My illusions haven’t been wholly shattered by the failure of neonazis, fascists, communists or greens to take over the earth. The Eden Project supplied me with huge biodomes; the Millennium Dome also jumped on the futuristic dome bandwagon (although it then branded itself as a dome of the Past). Architects are making promising strides towards houses with grass roofs, curved curners, wicker walls and reusing vernacular and historic building techniques (very Ursula Le Guin).

Netbooks are cool too – despite my tragic failure to buy one that will continue working for more than 3 weeks. (Hey, Apple, hurry up and build a product I can trust!) But I always wanted Penny’s book from Inspector Gadget and eBooks are no where near achieving the functionality of that shiny electronic computer book. I never understood the source of the contention between eTech and traditional booktech. I think book-shape is an ideal format for technology to take – in both form and function.

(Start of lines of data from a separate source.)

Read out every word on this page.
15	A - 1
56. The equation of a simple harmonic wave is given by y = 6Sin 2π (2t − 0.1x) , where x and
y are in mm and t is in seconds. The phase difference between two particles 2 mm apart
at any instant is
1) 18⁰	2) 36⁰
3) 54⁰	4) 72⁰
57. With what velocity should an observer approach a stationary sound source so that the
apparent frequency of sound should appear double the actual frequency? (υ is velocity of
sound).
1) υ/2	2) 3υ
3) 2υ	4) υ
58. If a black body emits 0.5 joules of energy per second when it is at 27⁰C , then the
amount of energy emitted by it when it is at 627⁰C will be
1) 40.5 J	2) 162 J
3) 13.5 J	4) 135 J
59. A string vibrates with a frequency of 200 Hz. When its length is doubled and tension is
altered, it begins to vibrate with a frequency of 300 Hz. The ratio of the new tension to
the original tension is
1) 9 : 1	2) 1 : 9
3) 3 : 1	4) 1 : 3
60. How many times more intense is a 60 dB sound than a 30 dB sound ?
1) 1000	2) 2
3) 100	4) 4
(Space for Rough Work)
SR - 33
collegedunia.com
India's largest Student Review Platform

I like connectivity too. YouTube, Skype, Flickr, Facebook, LinkedIn… they suck me in with their cool ways of interacting with people. Social networking isn’t a black art – or if it is, everyone I know is practising it. My mother joined twitter and tripled the number of followers I had in three days. (That’s what you get for teaching your mother how to be a TechnoMom.) I meet fellow writers, academics, friends and fans on the internet and its endlessly cool to get messages from all of them.

And even when there’s no one else to interact online with I like my computer to be my friend. Yes , I am a Mac lover. All my personal computers have been macs. But I have a PC at work which I’ve befriended and we get along okay as long as we accept each other’s different lifestyle preferences. Should I even mention the Vista-running Acer laptop I got free from mymobile phone company which is offered tovisitors as the “guest” laptop? Already that’s taking me into console territory where I can tell you tales of pwning of a group of male classmates at MarioKart to their mutual astonishment, or gaining the interest of the non-reading kids at school visits with tales of my prowess at Grand Theft Auto (San Andreas).

I sync my mobile phone to my laptop, I use my laptop through my external monitor, I have two monitors at work where I also network to five digital signage screens, I have three different webcams (and yet I’m still a bit uncertain how to make video podcasts). I manage my calendar through Google and I use an iGoogle app for my Tweets.

I admit I’m almost never an early adopter (excepting ideas that never seem to come to anything) but I feel the pressure of the future endlessly pushing me forward into new technology. My nightmare is to become a person who can’t understand a video recorder – or whatever the current equivalent is. I want to live in the future. I have to live in the future – and so I try to push myself into the SF future wherever I find it.